A week ago, I received my first bullwhip. It was a gift from my father-in-law, someone who shares my interest in things that make loud noises. Ostensibly, it was an anniversary gift, but I think he was just looking for an excuse to give it to me. Of course, I immediately started using it.
The whip, pictured above, is an eight-foot Indiana Jones-style leather whip. I’m told it was about $80. It came from its eBay seller with a page of care instructions and a small jar of Pecard’s leather dressing. The whip came with a large black cracker, seen in the pictures above – it’s a the tassel at the end that’s responsible for the loud noise when the whip is cracked.

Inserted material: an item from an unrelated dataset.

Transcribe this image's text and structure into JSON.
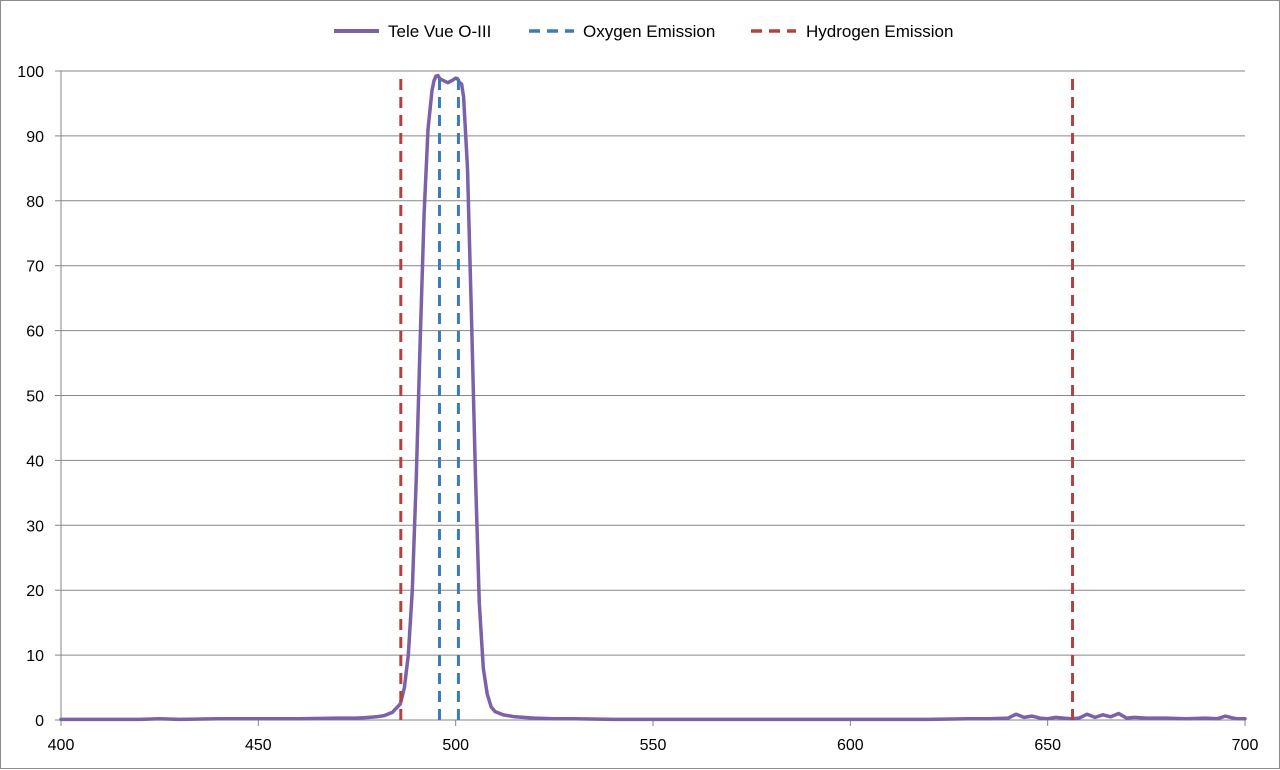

As a started practicing, I noticed that the cracker had a tendency to slide off the end after a while. No matter how many different knots I tried, I couldn’t get it to stay on, and eventually I lost it in the grass. After a little online researched, I figured out how to make my own crackers. I picked up a $2 spool of nylon upholstery thread from Walmart – white, to make them easier to see if they happen to slide off again. These homemade crackers actually sound better and crack easier than the one that came with the whip! I have my suspicions that it was designed more for display than actual use.
My whip is what’s referred to as an “Indy on a budget” whip. Despite the $80 price tag, it’s bargain priced compared to a $800 David Morgan. However, as YouTube whip guru Adam proves, the “Indy on a budget” whip is actually a quite versatile companion:
I haven’t quite reached that level of skill yet, but I’m working on it. I’ve mastered the cattleman’s crack, the most basic crack, and I’ve pulled off an overhead crack a couple of times. I’ve even tried hitting a couple targets with mixed success.
The most interesting thing for me – besides peoples’ reactions when I tell them about my new hobby – is how much fun it actually is. Even though I know I’ll probably walk away with a few welts, I look forward to going out and practicing. I certainly don’t plan on running of an joining the circus, but I think I might dress up as Indy for Halloween!
I figure now my whip needs a name. Any suggestions?